For me, as someone newly back in the country, this conference was my first big networking opportunity since starting my PhD. I spoke at the PGECR Country House group conference in March, which was a fantastic entrée into society, but on a much smaller scale. The V&A’s Public Country House afforded me the opportunity to really network, meet new people with similar research interests and solidify budding relationships. As was mentioned more than once by various speakers, the audience was overall much younger than anticipated and provided a diverse crowd of scholars. As part of the conference, I was able to attend a breakfast meet-up hosted by the PGECR Country House group to formally meet other doctoral students in the field.
I was pleasantly surprised by the inclusion of the American heritage professionals, Professor Louis Nelson of the University of Virginia, who was the speaker for the plenary address at the end of the first day, and Brandon Dillard of Thomas Jefferson’s Monticello. As an American myself, I can safely say I knew absolutely nothing about the state of heritage in the East coast. To have collaborative relationships with ‘country house’ sites around the globe is a great way to share interpretation practices and think outside of the box. Especially with the significant British influence and joint histories with Colonial America.

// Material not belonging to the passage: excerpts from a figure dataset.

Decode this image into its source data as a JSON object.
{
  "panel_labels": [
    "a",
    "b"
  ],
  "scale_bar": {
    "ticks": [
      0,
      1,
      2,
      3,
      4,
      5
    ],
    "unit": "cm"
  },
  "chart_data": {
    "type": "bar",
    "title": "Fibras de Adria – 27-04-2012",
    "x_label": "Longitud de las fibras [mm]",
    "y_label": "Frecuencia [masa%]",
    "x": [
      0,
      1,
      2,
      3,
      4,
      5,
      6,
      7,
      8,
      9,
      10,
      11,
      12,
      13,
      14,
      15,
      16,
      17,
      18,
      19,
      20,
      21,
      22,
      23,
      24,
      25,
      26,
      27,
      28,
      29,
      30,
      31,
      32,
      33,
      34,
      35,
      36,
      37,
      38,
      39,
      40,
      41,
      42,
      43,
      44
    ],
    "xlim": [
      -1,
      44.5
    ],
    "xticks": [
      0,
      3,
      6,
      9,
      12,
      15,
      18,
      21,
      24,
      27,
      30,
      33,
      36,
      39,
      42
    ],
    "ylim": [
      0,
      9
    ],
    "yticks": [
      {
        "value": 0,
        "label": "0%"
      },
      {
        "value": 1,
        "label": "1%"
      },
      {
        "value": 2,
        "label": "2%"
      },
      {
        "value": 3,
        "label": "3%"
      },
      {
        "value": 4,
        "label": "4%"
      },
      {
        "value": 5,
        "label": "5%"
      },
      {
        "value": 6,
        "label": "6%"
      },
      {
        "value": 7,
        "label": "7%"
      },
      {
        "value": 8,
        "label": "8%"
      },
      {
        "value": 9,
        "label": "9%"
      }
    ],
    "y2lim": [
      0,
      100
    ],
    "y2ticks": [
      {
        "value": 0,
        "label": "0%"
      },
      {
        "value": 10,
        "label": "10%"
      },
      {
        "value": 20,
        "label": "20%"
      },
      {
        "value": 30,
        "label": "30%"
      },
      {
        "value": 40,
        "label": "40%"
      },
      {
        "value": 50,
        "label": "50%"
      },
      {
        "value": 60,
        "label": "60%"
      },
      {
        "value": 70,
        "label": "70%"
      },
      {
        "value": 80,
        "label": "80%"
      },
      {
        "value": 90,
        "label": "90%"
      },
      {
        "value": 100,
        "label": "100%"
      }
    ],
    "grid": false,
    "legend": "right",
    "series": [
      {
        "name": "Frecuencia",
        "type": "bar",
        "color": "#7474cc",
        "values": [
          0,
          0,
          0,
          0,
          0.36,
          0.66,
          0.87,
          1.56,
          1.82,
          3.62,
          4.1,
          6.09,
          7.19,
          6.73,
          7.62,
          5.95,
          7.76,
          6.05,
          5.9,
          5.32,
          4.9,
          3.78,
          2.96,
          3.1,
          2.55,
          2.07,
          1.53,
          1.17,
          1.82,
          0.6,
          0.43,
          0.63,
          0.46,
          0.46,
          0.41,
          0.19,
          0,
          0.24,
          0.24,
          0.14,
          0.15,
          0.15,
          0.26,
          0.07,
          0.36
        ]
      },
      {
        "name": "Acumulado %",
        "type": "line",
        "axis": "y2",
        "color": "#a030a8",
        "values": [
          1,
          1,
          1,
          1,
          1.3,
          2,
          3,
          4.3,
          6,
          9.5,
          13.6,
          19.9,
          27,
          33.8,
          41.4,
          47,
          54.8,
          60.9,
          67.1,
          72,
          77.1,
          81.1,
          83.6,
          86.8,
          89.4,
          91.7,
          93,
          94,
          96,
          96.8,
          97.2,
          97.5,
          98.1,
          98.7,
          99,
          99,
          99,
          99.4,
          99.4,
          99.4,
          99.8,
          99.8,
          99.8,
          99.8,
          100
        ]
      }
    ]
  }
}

Monticello and Montpellier, two Founding Father’s houses in America, were architecturally and ideologically inspired by the villa and its Classical and global iterations. The villa as a unique architectural form was not mentioned throughout the conference, though Kenwood, which was briefly cited at times, is a surviving suburban London villa. When the villa does get mentioned in active scholarship, it is often classified under the category of ‘country house.’ The two forms are of course related. In eighteenth-century Britain, people that primarily owned a villa also owned a country house as well as a London townhouse. As very few exceptional examples of villas and (even fewer) townhouses survive, they have nowhere to go but into the world of the country house. The methodologies for studying the social history of these spaces as lived-in houses are all similar and what I learned from the research exhibited at the V&A’s conference can and will be applied to my own research. The more country house events I attend, the more I appreciate my own work and see the need for the expansion of the field to include domestic history more broadly.